Celui-ci a les cheveux bruns, ébouriffés. Un écarteur fermé minuscule à l'oreille droite, noir et rond. Son visage fin met en valeur ses yeux bleu marine. Un léger bouc le fait paraître plus âgé qu'il ne l'est réellement et ses avant-bras laissent entrevoir des veines saillantes.
Pourquoi me choisir pour le poste ? J'ai dû lui faire mauvaise impression hier... Il a sûrement dû me prendre en pitié ou admirer ma capacité à supporter des talons... Quoi qu'il en soit, mon CV est aussi vide que mon frigo... Les courses !
Je me lance dans la rue à la recherche d'un petit magasin d'alimentation, que je trouve assez facilement, j'entre à l'intérieur et cherche tous les ingrédients nécessaires à la réalisation de pâtes au scampi. Quand je passe à la caisse, me débrouiller avec les yens, la monnaie japonaise me complique les choses. Je sors l'argent que j'ai de mon porte-monnaie et l'étale sur le comptoir. La caissière, très gentille, m'aide en prenant l'argent demandé.
Je sors du magasin sourire aux lèvres en repensant à la journée d'aujourd'hui. Tout le monde dans cette ville est très accueillant. Du gars qui m'aide à trouver mon logement et qui le lendemain m'offre du boulot, à la caissière qui m'aide à payer mes courses.
En rentrant à l'appartement, je me change rapidement. Je troque ma tenue habillée contre un débardeur blanc et un legging noir. Pieds nus, je marche jusqu'à la cuisine et tire une chaise jusqu'au balcon. Il va falloir que j'investisse dans des transats. Je m'assois et profite du soleil.

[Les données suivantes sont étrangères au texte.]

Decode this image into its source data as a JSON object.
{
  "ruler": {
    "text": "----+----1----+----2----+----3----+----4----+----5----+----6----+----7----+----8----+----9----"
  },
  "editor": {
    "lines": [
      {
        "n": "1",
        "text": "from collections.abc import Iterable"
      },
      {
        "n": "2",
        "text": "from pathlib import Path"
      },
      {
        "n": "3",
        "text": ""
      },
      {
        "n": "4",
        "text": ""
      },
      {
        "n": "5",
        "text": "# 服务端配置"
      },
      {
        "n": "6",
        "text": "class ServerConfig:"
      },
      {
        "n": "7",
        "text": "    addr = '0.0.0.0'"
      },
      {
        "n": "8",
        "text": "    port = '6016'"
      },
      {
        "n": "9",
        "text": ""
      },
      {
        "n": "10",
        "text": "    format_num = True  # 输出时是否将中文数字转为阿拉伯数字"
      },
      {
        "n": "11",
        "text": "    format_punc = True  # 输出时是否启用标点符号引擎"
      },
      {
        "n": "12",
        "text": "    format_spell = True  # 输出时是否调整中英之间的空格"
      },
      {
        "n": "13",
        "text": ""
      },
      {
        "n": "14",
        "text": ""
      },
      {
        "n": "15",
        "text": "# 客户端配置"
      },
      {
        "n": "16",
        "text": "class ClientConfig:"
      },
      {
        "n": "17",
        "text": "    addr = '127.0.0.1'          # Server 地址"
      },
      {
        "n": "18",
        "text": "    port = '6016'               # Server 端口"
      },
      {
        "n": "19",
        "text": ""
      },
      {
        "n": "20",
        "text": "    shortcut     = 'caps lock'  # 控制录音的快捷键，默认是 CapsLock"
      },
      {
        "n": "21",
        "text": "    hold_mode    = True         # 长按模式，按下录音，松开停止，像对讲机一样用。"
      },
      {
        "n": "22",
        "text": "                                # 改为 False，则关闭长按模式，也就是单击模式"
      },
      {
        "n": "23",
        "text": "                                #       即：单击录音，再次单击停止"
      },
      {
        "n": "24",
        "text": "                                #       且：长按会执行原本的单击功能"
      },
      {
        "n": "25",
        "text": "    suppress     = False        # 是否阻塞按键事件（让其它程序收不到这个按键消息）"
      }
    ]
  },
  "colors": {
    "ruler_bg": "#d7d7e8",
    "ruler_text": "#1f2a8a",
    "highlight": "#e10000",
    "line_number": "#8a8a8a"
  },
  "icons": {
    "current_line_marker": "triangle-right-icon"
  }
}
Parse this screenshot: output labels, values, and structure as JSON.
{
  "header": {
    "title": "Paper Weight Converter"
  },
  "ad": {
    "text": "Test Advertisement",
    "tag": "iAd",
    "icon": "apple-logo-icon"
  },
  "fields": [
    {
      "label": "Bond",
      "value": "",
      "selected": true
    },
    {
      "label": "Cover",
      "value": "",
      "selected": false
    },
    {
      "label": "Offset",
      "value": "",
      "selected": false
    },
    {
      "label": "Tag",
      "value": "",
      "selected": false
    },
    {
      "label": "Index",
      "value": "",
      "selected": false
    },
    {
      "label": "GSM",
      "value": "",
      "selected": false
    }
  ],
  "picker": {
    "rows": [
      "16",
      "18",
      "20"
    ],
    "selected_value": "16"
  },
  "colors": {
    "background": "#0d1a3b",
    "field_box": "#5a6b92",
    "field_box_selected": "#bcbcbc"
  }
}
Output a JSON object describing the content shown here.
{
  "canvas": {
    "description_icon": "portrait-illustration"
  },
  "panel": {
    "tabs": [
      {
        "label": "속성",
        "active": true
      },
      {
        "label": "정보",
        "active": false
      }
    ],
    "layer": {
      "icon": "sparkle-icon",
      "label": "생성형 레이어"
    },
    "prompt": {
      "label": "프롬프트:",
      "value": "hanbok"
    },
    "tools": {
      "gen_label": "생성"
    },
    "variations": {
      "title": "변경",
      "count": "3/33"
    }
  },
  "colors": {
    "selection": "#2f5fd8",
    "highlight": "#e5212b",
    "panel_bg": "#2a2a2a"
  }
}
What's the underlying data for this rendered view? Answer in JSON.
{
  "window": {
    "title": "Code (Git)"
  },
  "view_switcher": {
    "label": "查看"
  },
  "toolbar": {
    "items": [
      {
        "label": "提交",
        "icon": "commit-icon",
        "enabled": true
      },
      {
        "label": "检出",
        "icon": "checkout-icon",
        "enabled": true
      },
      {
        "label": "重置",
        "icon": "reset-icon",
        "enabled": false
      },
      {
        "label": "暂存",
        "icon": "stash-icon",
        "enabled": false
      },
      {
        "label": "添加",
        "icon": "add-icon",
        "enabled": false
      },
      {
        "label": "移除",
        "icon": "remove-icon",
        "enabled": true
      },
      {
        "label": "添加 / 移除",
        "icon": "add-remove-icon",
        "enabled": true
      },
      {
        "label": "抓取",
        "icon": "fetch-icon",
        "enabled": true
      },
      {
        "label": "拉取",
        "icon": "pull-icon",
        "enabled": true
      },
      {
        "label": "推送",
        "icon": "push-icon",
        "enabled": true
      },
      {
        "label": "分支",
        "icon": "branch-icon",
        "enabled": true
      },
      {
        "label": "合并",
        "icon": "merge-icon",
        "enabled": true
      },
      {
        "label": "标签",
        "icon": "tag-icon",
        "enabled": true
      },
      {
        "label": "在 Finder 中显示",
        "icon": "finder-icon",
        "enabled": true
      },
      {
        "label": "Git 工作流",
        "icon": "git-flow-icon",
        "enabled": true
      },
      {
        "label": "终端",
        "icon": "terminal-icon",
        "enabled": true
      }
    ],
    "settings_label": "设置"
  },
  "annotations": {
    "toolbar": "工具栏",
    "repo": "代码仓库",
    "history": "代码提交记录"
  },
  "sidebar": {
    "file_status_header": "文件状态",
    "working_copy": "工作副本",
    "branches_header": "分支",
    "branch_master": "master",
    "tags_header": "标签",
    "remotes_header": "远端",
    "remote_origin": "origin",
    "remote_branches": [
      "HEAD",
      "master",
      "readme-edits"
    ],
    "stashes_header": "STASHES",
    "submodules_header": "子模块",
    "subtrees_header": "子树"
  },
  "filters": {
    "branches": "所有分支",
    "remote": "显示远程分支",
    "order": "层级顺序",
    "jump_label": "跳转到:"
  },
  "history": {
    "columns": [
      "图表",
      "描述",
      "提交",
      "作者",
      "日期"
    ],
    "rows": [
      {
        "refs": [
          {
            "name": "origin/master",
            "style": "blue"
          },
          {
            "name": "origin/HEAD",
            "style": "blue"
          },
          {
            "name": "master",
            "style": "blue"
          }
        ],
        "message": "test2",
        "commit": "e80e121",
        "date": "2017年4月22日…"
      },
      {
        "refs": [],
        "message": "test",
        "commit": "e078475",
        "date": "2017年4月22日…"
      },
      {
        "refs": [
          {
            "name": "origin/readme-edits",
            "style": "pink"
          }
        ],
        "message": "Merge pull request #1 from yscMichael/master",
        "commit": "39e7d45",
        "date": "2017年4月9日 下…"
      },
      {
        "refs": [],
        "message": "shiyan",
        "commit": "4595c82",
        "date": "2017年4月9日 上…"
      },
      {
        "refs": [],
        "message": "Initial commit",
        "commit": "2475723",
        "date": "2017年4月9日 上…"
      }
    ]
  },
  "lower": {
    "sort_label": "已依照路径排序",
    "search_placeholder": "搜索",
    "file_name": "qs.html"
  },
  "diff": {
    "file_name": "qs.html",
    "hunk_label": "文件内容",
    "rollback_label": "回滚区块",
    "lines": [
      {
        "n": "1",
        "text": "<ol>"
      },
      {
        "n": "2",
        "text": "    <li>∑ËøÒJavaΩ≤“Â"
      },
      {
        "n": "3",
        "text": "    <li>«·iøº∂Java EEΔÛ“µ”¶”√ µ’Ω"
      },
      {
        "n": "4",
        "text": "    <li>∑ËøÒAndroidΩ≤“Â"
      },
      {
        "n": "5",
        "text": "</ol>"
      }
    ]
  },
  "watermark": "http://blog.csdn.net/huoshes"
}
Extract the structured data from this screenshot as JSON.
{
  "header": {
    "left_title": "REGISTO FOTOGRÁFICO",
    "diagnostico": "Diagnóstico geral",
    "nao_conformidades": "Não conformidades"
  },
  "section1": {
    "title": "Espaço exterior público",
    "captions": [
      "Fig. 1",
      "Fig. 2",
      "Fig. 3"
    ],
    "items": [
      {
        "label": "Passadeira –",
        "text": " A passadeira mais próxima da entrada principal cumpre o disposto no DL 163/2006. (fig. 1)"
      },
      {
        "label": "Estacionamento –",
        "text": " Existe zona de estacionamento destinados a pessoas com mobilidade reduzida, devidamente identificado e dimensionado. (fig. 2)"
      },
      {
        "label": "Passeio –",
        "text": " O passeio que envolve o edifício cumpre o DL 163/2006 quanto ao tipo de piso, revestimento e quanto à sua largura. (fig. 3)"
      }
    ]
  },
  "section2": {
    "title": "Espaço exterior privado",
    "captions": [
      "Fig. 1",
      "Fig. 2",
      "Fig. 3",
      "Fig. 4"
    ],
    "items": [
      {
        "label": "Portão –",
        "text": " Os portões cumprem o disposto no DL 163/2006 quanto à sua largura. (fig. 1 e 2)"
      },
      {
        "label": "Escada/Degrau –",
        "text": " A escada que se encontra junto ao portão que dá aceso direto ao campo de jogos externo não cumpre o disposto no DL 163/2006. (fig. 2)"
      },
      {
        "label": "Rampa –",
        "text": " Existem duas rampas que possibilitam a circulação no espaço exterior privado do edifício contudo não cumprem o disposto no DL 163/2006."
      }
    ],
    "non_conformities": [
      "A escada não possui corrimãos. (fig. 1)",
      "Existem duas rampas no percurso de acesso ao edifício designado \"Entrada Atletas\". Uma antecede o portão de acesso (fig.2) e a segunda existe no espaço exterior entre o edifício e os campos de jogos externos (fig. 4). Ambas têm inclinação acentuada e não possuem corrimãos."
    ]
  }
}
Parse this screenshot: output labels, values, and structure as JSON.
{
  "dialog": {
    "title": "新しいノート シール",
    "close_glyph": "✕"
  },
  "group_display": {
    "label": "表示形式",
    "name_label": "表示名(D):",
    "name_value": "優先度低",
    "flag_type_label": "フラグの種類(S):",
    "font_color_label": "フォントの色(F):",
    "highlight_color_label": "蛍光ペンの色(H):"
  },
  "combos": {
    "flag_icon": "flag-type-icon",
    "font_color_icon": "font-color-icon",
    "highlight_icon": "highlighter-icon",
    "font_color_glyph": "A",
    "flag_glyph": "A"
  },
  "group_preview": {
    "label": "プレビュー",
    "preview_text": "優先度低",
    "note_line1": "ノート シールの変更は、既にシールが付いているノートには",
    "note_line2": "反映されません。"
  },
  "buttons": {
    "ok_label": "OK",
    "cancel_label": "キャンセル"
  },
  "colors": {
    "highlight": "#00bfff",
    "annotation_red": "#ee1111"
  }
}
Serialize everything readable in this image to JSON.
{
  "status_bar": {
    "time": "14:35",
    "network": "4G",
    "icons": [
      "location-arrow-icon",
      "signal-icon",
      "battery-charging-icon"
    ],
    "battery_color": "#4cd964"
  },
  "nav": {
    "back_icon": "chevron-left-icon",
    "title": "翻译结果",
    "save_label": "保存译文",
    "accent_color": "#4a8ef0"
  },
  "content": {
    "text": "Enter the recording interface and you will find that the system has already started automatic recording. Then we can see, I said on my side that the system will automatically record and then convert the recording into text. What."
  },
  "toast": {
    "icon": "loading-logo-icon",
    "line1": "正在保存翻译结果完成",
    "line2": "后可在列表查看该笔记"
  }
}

La journée passe à une vitesse folle. Après avoir mangé et fait la vaisselle, je prends un bon bain moussant. Je me dis qu'il faudrait que je demande à Jô des endroits pour aller boire un verre ou pour passer une soirée à l'extérieur. Je ne vais quand même pas rester enfermée dans cet appartement pendant deux semaines en attendant l'arrivée de ma coloc'. Je vais mourir d'ennui.
Je sors de la salle de bain, il fait nuit. J'ouvre la baie vitrée, l'air de dehors est frais et il me fait du bien après une journée aussi chaude. Un temps idéal pour faire un barbecue, mais encore une fois sans amis, c'est moins amusant. Malgré tout, je ne peux pas ne pas préparer mon chocolat chaud du soir. Je ne peux vivre sans ! Mon déstressant avant d'aller dormir. La dernière nuit où je vais pouvoir dormir, cette semaine, d'ailleurs.
Un boulot de nuit, ça doit quand même sacrément bouleverser toutes ses habitudes. Mais je m'y ferai, n'étant pas une très grande dormeuse.